The article How to Create a Simple VBScript CGI Web Page shows just how easily the web application developer can use VBScript as a CGI (Common Gateway Interface) programming language. The techniques is quite simple:
- one VBScript file (e.g. call_hello_world.vbs) contains the shebang line (the essential CGI line that identifies the location of the script interpreter). This shebang line also calls a second VBScript file
- the second VBScript (e.g. hello_world.vbs) contains the actual CGI code.
However, there is one (slight) drawback to this technique: two files are needed for each CGI script (the CGI code file and the calling file). A much better solution would be for:
- the shebang line of the VBScript CGI file calls a header file
- the header file then returns control to the calling VBScript file
Two files will still be needed, but at least the same shebang line can be used in every CGI file rather than a different shebang line for each VBScript file.
An Example VBScript CGI Script
The first line of the CGI file must be the shebang line. This calls the “header.vbs” file which, in turn, returns control to the calling CGI file:
#!c:\WINDOWS\system32\cscript.exe /nologo "C:\Program Files\Apache Software Foundation\Apache2.2\cgi-bin\header.vbs"
Next the obligatory HTTP header must be sent to the web browser:
wscript.echo "Content-type: text/html" & vbcrlf
And then the actual CGI code can be added:
wscript.echo "<h1>Hello World</h1>" wscript.echo "This is is an output from VBScript"
If this code is saved into the server’s cgi-bin directory (as, for example, “hello.vbs”) then it is almost ready to use. The next step is to create the “header.vbs” file.
Passing Control Between VBScript CGI Scripts
The VBScript CGI technique is quite simple:
- a VBScript CGI file calls a second VBScript file (in this example it’s called “header.vbs”)
- the second VBScript then opens the original and processes its contents
Therefore the first job that the second file must do is to create a File System Object:
Set fso = CreateObject("Scripting.FileSystemObject")

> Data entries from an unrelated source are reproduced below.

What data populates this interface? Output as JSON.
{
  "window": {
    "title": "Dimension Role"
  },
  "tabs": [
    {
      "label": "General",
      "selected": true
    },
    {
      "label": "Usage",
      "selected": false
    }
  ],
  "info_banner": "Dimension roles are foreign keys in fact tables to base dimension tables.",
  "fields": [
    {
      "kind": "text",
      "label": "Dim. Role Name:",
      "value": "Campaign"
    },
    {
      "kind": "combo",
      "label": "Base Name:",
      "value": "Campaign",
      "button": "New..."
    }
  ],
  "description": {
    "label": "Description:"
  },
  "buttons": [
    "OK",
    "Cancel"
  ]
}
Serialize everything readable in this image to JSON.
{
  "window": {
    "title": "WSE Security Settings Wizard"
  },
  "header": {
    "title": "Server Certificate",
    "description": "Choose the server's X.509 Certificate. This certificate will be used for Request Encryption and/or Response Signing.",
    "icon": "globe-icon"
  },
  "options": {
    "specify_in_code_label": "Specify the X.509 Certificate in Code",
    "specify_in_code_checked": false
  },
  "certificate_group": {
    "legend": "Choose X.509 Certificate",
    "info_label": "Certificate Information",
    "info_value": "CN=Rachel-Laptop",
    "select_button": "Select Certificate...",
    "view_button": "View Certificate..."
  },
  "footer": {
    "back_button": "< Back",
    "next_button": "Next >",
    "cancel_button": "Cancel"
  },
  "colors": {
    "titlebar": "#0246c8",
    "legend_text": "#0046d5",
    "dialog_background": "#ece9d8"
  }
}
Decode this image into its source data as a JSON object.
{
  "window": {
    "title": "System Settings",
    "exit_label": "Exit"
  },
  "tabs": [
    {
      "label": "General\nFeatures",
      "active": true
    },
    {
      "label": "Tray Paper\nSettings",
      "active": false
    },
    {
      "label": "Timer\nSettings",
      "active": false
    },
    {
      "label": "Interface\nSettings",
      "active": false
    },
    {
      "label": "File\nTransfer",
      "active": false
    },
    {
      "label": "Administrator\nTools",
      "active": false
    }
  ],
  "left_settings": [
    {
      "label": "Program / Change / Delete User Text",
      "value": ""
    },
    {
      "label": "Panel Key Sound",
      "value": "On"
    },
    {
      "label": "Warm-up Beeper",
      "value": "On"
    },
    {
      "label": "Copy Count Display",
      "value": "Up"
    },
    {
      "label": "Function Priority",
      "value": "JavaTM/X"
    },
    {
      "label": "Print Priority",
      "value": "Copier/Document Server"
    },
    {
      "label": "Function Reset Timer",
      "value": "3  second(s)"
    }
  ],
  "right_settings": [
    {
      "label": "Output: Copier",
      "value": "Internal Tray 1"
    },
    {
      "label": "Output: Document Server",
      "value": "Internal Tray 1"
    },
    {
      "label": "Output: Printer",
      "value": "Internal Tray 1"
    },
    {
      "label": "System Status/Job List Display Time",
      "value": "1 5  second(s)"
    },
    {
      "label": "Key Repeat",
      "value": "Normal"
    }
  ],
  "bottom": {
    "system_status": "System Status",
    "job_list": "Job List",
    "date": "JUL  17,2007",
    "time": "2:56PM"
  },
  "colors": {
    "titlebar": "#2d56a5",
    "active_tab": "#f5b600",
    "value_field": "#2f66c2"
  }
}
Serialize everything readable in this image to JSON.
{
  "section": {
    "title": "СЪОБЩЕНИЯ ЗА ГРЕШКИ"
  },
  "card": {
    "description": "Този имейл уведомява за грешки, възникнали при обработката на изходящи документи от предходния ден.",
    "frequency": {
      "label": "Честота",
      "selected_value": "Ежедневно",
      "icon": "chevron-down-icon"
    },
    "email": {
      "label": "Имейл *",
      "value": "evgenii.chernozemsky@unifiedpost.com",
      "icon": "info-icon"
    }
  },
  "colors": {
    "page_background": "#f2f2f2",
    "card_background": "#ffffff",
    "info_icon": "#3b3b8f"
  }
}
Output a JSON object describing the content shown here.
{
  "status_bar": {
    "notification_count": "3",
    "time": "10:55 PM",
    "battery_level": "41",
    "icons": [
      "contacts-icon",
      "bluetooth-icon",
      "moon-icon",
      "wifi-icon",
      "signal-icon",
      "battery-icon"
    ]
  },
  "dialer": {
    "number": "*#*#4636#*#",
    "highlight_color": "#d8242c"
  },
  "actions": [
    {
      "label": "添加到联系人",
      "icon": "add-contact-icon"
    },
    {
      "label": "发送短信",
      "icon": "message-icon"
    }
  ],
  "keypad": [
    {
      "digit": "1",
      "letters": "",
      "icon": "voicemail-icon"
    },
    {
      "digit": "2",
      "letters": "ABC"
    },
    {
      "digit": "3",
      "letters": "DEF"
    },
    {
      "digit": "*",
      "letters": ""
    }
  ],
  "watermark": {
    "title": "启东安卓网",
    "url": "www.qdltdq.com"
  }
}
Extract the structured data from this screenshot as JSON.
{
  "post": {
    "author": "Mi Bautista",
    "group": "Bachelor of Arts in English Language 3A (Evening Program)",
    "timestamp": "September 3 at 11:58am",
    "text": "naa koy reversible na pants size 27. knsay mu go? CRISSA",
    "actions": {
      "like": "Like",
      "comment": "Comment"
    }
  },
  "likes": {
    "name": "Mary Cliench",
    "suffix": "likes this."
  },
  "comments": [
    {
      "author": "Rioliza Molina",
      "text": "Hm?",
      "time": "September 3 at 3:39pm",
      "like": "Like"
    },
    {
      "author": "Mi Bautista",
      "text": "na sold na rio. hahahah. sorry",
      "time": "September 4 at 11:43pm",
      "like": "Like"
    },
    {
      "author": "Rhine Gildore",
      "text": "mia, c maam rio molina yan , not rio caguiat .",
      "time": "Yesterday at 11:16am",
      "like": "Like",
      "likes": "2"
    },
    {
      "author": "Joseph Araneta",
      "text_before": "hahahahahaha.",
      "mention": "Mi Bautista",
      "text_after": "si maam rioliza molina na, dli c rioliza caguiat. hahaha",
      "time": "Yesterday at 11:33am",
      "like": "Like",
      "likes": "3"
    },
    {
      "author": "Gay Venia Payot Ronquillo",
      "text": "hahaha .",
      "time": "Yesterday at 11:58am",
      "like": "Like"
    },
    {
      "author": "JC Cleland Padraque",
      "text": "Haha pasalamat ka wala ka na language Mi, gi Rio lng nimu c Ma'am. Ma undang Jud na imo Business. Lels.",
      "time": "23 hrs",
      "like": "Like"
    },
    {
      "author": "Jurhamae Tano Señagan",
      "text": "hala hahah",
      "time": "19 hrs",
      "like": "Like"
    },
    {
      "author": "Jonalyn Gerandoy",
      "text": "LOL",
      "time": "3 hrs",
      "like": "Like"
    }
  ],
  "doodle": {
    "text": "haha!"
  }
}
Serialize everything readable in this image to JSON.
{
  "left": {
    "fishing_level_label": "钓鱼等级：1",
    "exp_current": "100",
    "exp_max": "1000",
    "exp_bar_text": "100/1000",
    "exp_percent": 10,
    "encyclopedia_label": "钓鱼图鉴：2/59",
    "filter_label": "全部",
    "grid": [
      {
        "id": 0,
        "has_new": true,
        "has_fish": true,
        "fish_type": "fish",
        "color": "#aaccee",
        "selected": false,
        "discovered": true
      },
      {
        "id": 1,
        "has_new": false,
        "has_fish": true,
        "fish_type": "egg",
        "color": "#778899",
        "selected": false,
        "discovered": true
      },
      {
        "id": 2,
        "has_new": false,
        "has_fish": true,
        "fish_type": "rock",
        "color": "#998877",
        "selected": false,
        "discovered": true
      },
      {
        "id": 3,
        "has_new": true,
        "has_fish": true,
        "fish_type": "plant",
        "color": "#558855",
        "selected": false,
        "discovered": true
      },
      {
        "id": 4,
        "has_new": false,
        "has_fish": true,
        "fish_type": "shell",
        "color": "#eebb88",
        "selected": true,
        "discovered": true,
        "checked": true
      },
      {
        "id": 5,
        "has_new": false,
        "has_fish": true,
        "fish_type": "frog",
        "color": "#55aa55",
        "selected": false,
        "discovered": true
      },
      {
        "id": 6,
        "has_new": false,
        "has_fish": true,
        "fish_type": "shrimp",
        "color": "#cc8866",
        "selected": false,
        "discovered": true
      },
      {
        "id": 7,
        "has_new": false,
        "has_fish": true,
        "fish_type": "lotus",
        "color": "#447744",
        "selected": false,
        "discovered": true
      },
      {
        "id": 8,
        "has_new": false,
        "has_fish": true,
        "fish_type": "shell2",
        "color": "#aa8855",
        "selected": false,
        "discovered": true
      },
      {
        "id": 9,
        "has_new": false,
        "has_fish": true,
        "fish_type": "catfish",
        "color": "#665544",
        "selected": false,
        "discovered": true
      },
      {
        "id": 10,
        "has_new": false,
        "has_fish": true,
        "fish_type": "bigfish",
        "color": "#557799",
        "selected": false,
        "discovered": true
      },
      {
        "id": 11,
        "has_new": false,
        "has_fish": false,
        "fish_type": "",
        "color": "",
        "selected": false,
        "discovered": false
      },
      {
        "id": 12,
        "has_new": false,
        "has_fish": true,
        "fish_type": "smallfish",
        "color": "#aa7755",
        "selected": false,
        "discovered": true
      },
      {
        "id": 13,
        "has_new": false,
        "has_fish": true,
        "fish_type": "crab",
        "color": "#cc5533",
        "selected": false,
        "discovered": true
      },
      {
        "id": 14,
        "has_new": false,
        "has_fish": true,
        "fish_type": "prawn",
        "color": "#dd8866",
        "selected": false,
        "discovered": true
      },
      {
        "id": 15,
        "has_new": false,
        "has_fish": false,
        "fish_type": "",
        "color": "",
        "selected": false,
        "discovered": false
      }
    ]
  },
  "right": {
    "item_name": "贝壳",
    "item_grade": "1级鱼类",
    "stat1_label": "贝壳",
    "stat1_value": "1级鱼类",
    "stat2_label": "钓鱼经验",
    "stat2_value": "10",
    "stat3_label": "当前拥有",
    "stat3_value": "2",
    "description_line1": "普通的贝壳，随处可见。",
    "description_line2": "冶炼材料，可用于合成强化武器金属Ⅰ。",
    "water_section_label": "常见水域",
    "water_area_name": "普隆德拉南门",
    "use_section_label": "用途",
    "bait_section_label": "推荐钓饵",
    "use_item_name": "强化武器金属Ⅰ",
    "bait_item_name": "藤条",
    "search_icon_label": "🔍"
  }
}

That’s then used to open the original file (the name of which is passes to the new file as an argument):
Set original = FSO.OpenTextFile(WScript.Arguments(0))
Once the original file is open then its contents can be processed. Of course, the first line is the shebang line, and so that is simply read in (since it’s already been processed by the web server):
firstline = original.ReadLine
The remainder of the file is then executed by using VBScript’s ExecuteGlobal method:
ExecuteGlobal cgi.ReadAll
If the “hello.vbs” file is now entered as a Url into a web browser( for example http://localhost/cgi-bin/hello.vbs) then the VBScript will be run on the server and the HTML from the code will be displayed in the web browser (as shown in Figure 1 at the bottom of this article).
One final advantage to using this technique is, of course, that any additional processing that is required (such as handling the GET and POST queries) can be placed in the “header.vbs” file and that will automatically be passed on to of the CGI files that use it. And so, the VBScript programmer can smoothly and effortlessly glide into the world of the CGI web page.